A lot of love for the A220

Ever since the launch of the rebranded Bombardier C Series as the Airbus A220, airlines around the world can’t get enough of it. But, even before the aircraft was brought into the Airbus family, some airlines had already realized the potential for this fabulously functional narrowbody aircraft.

The first operator of the Bombardier C Series was SWISS International Air Lines, who launched the CS100 in July 2016. Right behind them, in December that year, airBaltic became the launch operator of the larger version, the CS300.

SWISS A220
The first C-Series, the CS100, was launched by SWISS. Photo: Bombardier

At the time, airBaltic had 20 of the 300s on order from Bombardier, with plans to operate it alongside its 12 Boeing 737s and 12 Bombardier Q400s.
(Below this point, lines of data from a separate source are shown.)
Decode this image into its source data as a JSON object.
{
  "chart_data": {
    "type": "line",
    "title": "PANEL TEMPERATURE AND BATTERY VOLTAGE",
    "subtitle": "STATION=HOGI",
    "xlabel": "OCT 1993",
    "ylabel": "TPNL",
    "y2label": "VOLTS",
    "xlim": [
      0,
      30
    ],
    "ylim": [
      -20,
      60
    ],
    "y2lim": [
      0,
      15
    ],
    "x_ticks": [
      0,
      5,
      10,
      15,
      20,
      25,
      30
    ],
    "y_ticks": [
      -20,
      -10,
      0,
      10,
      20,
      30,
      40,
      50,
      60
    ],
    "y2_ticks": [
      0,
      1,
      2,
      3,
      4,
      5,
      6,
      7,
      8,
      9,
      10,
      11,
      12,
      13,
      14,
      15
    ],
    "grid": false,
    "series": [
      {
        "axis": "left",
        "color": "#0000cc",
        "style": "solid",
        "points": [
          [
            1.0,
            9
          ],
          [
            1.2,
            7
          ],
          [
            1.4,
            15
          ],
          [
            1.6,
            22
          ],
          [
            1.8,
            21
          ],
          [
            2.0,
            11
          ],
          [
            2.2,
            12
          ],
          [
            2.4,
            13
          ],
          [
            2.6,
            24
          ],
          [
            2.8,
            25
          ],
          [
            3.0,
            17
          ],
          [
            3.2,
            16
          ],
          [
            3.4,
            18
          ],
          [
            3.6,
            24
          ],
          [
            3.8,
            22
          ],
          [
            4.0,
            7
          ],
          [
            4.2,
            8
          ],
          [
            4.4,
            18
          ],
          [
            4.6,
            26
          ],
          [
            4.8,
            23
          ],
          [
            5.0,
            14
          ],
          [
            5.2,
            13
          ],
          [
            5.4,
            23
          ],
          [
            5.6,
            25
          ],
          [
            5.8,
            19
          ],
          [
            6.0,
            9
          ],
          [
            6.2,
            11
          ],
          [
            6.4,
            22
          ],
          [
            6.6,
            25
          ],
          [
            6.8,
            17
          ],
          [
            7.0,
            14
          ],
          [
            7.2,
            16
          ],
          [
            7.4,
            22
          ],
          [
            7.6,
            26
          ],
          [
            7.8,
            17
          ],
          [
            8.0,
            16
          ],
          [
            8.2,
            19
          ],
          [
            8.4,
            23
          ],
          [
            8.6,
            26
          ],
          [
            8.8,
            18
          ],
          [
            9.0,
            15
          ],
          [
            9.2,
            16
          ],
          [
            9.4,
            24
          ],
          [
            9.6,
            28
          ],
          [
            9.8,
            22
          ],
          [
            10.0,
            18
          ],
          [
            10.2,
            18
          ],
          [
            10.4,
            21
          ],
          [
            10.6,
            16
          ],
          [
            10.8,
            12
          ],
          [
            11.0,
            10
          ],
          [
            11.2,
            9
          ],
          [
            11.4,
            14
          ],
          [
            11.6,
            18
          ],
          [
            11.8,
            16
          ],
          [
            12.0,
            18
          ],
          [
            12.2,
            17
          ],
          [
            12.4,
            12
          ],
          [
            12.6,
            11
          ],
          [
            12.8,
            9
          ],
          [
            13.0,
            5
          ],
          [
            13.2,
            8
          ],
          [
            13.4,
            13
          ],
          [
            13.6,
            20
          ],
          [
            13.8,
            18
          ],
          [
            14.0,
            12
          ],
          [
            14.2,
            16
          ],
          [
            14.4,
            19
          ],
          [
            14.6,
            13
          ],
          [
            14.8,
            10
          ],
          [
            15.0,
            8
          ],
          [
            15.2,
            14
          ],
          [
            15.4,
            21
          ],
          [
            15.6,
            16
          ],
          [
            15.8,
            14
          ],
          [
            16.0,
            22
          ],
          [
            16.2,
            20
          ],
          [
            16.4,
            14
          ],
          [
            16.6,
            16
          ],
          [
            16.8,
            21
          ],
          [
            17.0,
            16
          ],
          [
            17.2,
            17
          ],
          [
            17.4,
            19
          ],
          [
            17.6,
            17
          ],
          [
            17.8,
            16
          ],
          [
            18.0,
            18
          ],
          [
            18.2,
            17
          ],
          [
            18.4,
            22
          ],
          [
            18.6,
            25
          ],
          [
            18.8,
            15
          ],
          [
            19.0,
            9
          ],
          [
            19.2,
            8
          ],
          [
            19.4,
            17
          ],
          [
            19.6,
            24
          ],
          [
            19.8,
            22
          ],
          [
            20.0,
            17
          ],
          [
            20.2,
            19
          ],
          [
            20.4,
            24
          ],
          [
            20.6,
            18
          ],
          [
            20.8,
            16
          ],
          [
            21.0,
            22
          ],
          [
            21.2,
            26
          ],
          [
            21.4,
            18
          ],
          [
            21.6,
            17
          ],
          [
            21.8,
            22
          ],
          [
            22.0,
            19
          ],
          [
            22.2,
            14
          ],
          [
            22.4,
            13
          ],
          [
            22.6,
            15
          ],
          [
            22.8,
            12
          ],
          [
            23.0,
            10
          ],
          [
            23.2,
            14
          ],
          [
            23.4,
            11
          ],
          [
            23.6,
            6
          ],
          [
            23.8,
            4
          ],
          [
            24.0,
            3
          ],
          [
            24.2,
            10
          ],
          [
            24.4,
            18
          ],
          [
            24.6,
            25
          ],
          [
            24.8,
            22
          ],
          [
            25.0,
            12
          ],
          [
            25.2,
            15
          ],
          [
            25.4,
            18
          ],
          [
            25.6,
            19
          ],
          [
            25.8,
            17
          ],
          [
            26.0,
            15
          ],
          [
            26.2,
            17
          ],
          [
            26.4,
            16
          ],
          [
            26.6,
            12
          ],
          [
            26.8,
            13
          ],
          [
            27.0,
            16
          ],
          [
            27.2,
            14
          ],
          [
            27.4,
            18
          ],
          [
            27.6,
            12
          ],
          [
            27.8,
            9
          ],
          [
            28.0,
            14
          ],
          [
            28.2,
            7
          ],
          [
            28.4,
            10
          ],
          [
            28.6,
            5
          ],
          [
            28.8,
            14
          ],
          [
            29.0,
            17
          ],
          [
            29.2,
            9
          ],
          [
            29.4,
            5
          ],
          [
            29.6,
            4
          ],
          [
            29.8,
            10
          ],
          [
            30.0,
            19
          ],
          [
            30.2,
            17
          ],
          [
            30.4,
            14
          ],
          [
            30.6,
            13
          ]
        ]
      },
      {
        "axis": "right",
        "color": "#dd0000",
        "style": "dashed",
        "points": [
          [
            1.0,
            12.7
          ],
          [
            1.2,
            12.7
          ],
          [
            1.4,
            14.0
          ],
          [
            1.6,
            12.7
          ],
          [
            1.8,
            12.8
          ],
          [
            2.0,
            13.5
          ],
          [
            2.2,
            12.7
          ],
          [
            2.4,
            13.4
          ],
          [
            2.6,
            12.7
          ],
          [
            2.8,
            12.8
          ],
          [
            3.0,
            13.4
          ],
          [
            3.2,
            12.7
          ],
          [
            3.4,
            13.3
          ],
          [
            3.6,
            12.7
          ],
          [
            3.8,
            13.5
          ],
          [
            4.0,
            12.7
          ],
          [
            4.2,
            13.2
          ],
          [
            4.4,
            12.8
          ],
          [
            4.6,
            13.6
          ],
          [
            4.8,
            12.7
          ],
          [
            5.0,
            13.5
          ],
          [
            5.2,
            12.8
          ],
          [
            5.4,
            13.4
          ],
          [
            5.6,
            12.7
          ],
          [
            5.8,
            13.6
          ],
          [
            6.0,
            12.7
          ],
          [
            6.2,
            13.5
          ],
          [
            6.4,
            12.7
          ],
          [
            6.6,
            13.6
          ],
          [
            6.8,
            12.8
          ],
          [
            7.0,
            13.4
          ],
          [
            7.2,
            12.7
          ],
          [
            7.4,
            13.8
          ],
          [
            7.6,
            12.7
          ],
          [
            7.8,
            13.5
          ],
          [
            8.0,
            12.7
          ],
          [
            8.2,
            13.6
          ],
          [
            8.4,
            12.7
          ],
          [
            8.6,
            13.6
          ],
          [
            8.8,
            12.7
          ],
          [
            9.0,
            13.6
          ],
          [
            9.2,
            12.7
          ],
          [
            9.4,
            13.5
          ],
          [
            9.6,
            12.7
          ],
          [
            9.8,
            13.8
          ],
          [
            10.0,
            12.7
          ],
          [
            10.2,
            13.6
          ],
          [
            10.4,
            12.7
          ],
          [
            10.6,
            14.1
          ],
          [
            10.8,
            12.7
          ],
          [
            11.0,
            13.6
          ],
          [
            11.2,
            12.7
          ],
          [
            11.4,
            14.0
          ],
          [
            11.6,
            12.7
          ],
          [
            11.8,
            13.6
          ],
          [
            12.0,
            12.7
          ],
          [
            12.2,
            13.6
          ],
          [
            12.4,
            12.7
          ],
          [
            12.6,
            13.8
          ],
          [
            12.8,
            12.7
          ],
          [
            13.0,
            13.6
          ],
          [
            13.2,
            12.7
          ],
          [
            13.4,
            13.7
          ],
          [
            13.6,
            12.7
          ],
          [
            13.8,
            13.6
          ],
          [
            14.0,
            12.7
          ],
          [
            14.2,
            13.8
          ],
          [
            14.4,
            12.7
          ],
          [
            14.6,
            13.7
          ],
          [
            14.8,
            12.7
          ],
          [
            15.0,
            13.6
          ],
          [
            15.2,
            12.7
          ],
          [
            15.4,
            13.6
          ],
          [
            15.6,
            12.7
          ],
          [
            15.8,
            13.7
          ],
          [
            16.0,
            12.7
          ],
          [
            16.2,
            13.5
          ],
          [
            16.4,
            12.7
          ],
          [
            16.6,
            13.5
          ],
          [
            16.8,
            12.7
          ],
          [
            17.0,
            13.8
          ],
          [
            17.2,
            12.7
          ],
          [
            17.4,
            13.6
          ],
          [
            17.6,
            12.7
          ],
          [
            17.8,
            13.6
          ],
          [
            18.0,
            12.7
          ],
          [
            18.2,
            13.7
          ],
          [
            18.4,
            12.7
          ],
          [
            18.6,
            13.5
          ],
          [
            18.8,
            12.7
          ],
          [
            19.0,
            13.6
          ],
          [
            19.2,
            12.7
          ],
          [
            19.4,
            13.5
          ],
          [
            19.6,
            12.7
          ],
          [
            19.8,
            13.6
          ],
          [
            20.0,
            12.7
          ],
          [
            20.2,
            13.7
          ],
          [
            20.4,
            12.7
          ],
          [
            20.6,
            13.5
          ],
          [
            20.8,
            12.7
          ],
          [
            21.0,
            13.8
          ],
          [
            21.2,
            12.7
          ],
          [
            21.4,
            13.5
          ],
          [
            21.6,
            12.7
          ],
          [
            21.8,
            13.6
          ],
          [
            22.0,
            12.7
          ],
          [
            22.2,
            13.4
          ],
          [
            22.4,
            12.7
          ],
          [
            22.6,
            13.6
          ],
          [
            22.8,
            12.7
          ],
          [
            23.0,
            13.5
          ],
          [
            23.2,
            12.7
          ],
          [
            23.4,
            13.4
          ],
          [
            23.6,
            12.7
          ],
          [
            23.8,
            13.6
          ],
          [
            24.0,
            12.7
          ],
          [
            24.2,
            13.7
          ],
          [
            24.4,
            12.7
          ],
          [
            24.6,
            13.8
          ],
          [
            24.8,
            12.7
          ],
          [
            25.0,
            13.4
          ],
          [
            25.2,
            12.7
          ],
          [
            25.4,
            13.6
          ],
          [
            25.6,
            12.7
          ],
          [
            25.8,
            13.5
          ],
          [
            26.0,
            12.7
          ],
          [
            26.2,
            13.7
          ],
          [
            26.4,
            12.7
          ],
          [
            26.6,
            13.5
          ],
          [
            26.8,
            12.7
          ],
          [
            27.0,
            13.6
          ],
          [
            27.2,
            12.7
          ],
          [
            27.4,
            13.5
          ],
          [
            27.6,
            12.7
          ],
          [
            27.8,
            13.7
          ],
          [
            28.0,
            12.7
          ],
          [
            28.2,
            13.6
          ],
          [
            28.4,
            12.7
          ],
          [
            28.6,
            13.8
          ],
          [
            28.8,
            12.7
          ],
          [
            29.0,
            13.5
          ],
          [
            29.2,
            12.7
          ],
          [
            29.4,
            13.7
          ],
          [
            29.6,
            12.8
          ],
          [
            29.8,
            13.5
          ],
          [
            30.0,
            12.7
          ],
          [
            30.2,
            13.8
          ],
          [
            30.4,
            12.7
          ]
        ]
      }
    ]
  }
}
This September, the airline received its final aircraft from that original order, but by that point had clearly fallen in love with the aircraft, taking the decision to become an all A220 operator.

In May 2018, airBaltic had placed an order for 30 more CS300s, with options for a further 30. In October this year, both airBaltic and SWISS replaced the C-Series designation with the new Airbus A220 name, becoming part of the world-renowned Airbus family. Although a handful of 737s are awaiting retirement, airBaltic is on track to have a single fleet type by next summer.